The California Attorney General may also bring a civil action against any entity violating the act. Specifically, the CCPA provides that “any business, service provider, or other person that violates this title shall be subject to an injunction and liable for a civil penalty of not more than two thousand five hundred dollars ($2,500) for each violation or seven thousand five hundred dollars ($7,500) for each intentional violation, which shall be assessed and recovered in a civil action brought in the name of the people of the State of California by the Attorney General.”
To avoid these harsh penalties in the event of an action by the Attorney General for CCPA noncompliance, or by an individual in the event of a data breach, businesses need to ensure that they comply with the CCPA’s provisions and maintain sufficient security and protection of personal information.
New Challenges for Businesses in 2023
The California Privacy Rights Act (CPRA), which is commonly referred to as “CCPA 2.0,” is a ballot initiative that amended and expanded the CCPA. Most of the CPRA provisions that extensively expand the CCPA are set to become effective on Jan. 1, 2023. On Aug. 31, 2022, the final day of the 2022 California legislative session, the legislature failed to extend exemptions that would have excluded certain employee and human resource-related information collected within the business context from the purview of the CCPA.

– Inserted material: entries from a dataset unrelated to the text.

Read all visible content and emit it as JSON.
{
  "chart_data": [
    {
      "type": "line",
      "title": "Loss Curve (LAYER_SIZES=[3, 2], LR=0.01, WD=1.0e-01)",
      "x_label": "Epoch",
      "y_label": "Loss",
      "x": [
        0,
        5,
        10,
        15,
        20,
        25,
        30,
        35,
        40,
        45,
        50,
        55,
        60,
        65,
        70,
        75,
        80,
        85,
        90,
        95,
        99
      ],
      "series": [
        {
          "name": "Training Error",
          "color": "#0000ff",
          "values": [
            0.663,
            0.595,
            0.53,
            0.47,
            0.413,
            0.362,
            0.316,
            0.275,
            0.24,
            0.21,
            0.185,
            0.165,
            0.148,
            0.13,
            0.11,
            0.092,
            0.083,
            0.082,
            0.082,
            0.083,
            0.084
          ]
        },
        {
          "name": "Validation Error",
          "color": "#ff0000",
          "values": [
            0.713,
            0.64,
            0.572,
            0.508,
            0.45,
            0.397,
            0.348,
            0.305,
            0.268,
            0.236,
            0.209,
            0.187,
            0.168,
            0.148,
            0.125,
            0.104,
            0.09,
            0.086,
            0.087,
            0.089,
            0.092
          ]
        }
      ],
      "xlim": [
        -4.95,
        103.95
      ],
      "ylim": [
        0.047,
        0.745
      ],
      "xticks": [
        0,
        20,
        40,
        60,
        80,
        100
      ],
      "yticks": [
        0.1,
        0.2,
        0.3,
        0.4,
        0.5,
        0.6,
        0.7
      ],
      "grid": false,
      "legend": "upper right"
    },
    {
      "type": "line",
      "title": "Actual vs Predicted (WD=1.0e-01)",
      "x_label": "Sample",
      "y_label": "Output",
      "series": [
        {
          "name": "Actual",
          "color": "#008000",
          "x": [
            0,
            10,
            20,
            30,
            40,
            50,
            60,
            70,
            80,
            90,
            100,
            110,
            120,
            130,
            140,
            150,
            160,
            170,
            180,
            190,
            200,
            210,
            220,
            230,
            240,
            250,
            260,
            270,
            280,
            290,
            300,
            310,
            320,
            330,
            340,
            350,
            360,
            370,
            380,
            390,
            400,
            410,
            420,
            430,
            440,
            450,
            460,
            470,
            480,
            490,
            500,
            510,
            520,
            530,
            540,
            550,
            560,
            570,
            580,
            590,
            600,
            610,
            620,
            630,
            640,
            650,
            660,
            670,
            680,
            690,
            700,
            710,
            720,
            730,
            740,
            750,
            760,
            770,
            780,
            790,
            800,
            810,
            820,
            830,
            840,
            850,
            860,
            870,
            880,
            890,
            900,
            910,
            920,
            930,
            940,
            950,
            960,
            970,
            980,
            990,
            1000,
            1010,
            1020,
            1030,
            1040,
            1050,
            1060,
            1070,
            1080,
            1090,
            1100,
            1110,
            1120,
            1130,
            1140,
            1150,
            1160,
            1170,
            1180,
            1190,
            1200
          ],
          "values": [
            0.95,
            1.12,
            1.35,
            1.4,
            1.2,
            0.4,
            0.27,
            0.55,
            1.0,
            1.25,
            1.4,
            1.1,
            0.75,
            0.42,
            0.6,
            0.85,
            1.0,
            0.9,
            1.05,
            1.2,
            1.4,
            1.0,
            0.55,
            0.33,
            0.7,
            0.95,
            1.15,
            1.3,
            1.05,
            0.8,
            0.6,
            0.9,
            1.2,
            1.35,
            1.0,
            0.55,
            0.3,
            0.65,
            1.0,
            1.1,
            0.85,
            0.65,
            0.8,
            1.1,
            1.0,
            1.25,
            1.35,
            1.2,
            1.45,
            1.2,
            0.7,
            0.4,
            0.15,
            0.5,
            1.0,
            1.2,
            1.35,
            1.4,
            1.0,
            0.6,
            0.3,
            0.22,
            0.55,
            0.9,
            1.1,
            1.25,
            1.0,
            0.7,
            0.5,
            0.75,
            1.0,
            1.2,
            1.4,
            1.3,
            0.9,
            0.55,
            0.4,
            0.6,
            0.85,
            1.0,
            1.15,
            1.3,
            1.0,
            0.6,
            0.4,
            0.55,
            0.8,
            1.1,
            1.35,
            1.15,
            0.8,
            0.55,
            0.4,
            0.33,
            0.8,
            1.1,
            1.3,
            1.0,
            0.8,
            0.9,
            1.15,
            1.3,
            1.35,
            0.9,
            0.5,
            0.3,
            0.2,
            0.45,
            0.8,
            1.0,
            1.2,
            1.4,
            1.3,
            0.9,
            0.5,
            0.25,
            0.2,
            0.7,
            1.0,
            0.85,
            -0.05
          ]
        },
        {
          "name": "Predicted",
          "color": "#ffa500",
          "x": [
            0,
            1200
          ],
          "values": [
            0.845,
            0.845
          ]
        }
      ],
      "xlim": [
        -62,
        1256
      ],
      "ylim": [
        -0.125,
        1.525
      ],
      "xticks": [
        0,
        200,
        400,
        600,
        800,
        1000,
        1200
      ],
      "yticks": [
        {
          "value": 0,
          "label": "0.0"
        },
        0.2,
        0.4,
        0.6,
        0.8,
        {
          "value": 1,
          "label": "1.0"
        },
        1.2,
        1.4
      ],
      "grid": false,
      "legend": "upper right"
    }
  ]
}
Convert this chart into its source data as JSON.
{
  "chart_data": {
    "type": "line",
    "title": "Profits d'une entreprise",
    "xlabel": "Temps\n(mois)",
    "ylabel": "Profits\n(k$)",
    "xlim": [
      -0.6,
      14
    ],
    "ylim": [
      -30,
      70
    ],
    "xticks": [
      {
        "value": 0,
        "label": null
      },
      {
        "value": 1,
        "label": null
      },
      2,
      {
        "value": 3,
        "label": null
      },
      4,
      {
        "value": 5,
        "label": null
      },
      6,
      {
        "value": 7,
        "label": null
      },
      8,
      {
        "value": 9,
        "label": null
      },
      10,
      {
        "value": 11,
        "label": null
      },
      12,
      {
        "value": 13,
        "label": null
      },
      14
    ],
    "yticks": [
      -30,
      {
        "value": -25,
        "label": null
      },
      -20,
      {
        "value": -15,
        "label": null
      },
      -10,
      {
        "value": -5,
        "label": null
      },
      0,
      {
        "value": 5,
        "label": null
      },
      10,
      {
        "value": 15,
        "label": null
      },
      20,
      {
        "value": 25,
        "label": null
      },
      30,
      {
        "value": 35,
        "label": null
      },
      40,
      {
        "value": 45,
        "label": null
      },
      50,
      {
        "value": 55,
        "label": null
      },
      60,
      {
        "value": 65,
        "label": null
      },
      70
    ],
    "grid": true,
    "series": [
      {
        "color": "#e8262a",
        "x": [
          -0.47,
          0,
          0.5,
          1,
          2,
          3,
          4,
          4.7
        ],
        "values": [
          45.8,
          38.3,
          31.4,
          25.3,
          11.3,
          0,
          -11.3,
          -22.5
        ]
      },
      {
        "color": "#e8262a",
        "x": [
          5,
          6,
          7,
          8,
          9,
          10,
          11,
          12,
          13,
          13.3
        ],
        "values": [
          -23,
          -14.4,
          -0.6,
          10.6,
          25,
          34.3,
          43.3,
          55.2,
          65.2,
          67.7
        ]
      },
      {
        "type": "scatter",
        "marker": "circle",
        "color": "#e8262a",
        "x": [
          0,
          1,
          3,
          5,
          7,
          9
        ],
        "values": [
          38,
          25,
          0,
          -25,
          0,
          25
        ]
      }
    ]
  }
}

Under the current version of the CCPA, California employment laws permit employees to access their payroll records, employment agreements and personnel file. However, under the CPRA, “personal information” means “information that identifies, relates to, describes, is reasonably capable of being associated with, or could reasonably be linked, directly or indirectly, with a particular consumer or household.” In the employee context, this could include a myriad of data such as emails, instant messages, performance reviews, data on employer networks and employee-issued laptops, calendars, geolocations, and more. Further, the CPRA provisions include information collected from independent contractors and job applicants.
Thus, starting on Jan. 1, 2023, employees, job applicants, and independent contractors will be able to submit CCPA/CPRA requests to know, correct, delete, or opt out of the sale of their personal information. Employment-related subjects can also request to limit the use of sensitive personal information. In addition to complying with CCPA/CPRA requests, businesses will also be subject to new requirements relating to disclosures to applicants, independent contractors, and employees. Beginning Jan. 1, 2023, businesses will need to: provide explanation of how long various categories of personal information will be kept; identify the categories of sensitive information that is collected; and, if that sensitive information is being sold, they must provide employment-subjects with a web address to exercise and opt-out of the sale of such information.
These broad provisions of the CCPA likely represent an expanding scope of requirements for all businesses when it comes to data privacy. Lawmakers across the country acknowledge that respecting consumer privacy is important. Other states are beginning to follow California’s lead, and seek to enforce data privacy requirements for all businesses in their purview.